Inhibition of glial activation in rostral ventromedial medulla attenuates mechanical allodynia in a rat model of cancer-induced bone pain.

Descending nociceptive modulation from the supraspinal structures plays an important role in cancer-induced bone pain (CIBP). Rostral ventromedial medulla (RVM) is a critical component of descending nociceptive facilitation circuitry, but so far the mechanisms are poorly known. In this study, we investigated the role of RVM glial activation in the descending nociceptive facilitation circuitry in a CIBP rat model. CIBP rats showed significant activation of microglia and astrocytes, and also up-regulation of phosphorylated p38 mitogen-activated protein kinase (p38 MAPK) and pro-inflammatory mediators released by glial cells (IL-1β, IL-6, TNF-α and brain-derived neurotrophic factor) in the RVM. Stereotaxic microinjection of the glial inhibitors (minocycline and fluorocitrate) into CIBP rats' RVM could reverse the glial activation and significantly attenuate mechanical allodynia in a time-dependent manner.
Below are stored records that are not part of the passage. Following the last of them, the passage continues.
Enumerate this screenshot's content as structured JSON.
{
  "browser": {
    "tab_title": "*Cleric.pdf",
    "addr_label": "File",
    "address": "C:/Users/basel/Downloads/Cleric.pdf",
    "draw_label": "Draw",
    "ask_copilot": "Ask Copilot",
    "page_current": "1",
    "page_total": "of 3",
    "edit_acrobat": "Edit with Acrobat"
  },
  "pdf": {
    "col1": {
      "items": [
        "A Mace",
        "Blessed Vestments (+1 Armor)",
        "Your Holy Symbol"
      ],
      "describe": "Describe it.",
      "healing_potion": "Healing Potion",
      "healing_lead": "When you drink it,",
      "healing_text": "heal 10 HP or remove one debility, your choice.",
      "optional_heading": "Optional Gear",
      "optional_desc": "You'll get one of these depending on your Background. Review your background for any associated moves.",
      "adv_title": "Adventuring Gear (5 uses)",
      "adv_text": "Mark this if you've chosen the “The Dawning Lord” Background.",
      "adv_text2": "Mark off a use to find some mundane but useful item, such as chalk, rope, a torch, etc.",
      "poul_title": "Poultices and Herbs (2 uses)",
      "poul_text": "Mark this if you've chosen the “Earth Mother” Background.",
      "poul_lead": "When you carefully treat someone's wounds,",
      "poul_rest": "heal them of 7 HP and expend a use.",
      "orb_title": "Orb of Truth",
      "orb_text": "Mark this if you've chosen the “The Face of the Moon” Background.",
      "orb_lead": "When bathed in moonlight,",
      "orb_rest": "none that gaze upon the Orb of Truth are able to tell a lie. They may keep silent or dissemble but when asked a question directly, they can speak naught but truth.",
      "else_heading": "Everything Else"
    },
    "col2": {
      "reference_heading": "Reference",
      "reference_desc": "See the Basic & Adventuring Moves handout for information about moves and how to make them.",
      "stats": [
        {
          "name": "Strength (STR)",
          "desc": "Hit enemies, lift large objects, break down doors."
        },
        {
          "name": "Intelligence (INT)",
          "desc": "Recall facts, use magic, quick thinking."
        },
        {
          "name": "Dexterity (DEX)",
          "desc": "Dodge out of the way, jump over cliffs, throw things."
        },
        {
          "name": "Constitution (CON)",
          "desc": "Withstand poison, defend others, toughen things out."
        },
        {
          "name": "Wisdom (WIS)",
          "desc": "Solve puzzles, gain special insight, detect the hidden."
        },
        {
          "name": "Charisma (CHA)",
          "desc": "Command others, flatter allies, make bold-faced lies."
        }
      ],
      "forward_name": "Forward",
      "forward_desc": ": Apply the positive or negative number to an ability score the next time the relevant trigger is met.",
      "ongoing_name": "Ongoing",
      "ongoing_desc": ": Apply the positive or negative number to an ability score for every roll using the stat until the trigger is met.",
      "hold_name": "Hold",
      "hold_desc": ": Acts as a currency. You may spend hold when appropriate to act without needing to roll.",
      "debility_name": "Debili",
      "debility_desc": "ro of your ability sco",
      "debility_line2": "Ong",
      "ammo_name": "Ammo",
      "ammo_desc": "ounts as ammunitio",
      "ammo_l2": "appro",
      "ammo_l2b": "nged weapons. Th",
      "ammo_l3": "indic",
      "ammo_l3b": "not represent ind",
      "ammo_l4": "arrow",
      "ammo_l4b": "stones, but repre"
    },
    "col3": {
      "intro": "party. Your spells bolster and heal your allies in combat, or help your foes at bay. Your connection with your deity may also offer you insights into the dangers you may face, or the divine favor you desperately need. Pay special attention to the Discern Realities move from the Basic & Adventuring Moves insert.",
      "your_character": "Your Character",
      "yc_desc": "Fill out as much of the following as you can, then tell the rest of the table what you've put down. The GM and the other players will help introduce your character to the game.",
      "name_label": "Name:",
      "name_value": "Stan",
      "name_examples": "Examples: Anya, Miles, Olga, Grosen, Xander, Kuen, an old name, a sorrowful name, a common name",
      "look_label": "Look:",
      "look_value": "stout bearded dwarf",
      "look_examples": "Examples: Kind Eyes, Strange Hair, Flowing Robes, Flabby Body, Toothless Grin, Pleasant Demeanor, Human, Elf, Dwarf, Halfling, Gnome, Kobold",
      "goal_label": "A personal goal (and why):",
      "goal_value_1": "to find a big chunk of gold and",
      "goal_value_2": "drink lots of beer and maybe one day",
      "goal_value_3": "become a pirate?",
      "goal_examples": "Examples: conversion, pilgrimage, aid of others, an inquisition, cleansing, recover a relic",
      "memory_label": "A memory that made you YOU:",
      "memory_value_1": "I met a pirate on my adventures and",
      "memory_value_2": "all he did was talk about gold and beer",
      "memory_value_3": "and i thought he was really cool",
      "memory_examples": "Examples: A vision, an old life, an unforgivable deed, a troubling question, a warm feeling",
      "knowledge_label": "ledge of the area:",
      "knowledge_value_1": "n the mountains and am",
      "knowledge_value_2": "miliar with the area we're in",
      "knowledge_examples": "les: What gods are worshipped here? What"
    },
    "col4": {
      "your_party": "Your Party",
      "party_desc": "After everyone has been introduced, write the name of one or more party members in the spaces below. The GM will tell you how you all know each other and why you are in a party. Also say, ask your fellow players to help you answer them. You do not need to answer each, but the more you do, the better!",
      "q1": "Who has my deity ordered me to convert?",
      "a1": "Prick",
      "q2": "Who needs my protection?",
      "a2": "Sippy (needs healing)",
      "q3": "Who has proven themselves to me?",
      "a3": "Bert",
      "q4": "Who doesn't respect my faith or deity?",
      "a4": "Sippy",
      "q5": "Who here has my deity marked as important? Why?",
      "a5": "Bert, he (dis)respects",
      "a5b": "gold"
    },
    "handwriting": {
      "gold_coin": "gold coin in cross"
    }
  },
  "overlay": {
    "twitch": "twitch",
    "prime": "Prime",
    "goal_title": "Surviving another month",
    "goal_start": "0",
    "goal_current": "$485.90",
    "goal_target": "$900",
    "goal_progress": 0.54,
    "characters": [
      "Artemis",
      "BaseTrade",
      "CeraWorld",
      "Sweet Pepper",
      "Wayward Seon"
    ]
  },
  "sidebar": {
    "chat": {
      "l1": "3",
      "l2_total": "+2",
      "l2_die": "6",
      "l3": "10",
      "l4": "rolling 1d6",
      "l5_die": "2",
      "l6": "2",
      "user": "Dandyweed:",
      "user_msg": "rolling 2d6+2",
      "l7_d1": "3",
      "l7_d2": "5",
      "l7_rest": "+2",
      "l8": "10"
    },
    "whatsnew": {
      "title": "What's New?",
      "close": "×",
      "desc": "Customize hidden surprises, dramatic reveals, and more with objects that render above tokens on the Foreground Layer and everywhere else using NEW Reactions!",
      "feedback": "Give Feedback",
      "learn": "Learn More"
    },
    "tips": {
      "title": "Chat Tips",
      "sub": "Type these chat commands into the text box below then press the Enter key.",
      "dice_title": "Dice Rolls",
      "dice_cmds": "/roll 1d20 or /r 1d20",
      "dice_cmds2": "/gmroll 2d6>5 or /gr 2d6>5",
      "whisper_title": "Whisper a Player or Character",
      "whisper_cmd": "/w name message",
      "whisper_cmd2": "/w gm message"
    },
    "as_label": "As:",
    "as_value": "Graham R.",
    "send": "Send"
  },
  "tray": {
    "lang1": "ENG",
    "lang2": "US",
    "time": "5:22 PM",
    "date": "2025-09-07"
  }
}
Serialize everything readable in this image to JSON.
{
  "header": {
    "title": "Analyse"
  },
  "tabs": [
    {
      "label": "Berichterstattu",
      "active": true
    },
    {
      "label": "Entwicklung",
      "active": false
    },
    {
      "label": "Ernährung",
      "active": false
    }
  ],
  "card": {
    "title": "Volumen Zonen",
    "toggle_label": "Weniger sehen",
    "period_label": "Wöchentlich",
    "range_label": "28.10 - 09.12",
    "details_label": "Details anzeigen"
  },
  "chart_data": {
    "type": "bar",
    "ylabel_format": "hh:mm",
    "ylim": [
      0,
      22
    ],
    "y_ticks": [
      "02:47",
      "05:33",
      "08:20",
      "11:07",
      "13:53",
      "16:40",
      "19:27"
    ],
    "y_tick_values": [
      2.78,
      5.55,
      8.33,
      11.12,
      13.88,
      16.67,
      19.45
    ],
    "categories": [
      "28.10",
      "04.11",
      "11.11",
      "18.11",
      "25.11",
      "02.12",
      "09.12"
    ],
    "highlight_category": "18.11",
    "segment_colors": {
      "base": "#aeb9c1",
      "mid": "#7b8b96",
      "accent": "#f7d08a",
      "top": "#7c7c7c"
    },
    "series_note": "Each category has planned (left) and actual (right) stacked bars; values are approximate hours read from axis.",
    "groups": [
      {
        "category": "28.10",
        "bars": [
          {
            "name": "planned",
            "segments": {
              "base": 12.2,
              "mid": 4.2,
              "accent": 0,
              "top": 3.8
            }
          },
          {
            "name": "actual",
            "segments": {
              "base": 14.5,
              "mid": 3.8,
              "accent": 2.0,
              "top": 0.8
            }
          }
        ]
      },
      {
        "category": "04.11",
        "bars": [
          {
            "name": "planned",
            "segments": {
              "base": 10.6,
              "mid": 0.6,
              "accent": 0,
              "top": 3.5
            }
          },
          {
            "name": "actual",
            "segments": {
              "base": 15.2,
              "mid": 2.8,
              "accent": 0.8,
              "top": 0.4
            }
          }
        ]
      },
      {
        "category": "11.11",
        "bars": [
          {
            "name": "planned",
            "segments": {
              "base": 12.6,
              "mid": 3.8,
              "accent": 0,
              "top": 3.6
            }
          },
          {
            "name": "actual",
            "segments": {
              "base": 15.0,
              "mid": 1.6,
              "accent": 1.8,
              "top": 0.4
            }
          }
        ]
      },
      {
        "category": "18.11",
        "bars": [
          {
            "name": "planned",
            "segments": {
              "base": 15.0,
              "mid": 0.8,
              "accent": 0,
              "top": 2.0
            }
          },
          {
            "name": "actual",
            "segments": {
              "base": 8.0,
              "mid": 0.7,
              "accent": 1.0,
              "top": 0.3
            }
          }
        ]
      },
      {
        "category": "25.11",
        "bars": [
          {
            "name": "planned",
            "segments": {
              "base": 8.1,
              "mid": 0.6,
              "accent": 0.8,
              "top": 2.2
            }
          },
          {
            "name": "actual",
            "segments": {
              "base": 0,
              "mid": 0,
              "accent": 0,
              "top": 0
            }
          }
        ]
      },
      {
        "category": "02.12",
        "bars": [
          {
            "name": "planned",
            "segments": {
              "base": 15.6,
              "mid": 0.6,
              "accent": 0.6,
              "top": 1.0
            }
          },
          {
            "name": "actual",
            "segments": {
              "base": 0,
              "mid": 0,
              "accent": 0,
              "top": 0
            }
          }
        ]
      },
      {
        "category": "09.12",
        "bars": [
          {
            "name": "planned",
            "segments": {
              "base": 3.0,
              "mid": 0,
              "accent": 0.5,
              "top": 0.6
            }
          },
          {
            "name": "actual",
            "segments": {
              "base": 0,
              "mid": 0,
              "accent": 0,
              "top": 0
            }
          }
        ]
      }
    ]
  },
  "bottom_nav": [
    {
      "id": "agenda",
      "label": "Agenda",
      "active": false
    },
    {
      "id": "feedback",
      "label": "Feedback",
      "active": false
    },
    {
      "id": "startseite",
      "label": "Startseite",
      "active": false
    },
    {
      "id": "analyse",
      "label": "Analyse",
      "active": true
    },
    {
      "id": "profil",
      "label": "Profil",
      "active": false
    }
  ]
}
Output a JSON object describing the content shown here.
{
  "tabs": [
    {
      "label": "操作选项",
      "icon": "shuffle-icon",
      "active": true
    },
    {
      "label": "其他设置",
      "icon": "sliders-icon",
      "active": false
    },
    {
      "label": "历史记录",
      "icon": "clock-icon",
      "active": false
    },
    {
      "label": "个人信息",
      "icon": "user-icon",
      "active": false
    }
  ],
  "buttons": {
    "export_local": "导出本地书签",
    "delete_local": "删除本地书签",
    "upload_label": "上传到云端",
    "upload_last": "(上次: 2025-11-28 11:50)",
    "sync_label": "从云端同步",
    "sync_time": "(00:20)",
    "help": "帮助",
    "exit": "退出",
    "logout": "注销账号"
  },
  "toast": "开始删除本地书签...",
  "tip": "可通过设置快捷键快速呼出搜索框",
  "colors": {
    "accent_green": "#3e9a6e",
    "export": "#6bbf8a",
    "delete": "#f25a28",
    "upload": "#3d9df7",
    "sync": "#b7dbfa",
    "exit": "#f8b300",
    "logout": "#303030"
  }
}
RVM microinjection of p38 MAPK inhibitor (SB203580) abolished the activation of microglia, reversed the associated up-regulation of pro-inflammatory mediators and significantly attenuated mechanical allodynia. Taken together, these results suggest that RVM glial activation is involved in the pathogenesis of CIBP. RVM microglial p38 MAPK signaling pathway is activated and leads to the release of downstream pro-inflammatory mediators, which contribute to the descending facilitation of CIBP.